Mais dans le sacre­ment de mariage, per­sonne ne peut sup­pléer les ministres, de même que per­sonne ne peut se sub­sti­tuer aux conjoints eux-​mêmes. Ici triomphe l’in­com­pa­rable splen­deur du plus grand des dons, la liber­té de la volon­té humaine : l’homme, en tant que doué d’in­tel­li­gence, a la ter­rible res­pon­sa­bi­li­té d’être le maître de lui-​même et de la vie, de sa vie à lui et de celle d’au­trui, de la vie qui monte vers l’é­ter­ni­té ; il a le pou­voir d’en arrê­ter le cours en d’autres, par un acte de rébel­lion contre Dieu.

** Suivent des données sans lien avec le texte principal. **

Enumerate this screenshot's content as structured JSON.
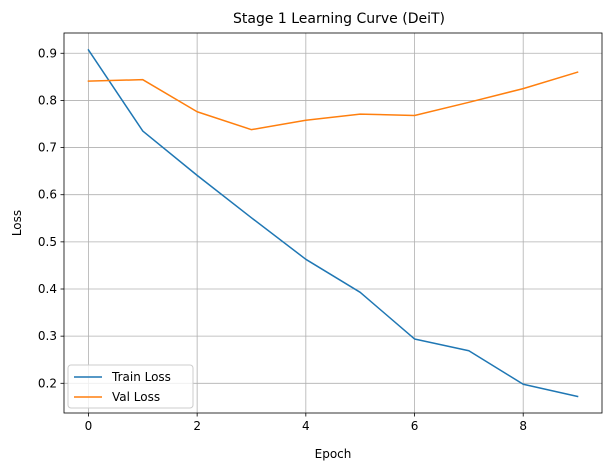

Un aveugle ins­tinct assure la conti­nua­tion de la vie dans les espèces pri­vées de rai­son ; mais, pour la race humaine, pour la race d’Adam, tom­bée, et qu’a rache­tée et sanc­ti­fiée le Verbe incar­né Fils de Dieu, les froids et astu­cieux cal­culs de l’é­goïsme jouis­seur peuvent s’employer à cou­per la fleur d’une vie cor­po­relle qui désire s’ou­vrir et s’é­pa­nouir. Pareil délit empêche le bras de Dieu d’ap­pe­ler à l’exis­tence le sou­rire des âmes inno­centes qui auraient vivi­fié ce corps et éle­vé ces membres à la digni­té d’ins­tru­ments de l’es­prit et de la grâce jus­qu’à par­ti­ci­per un jour à la récom­pense de leurs ver­tus et à la joie éter­nelle dans la gloire des saints.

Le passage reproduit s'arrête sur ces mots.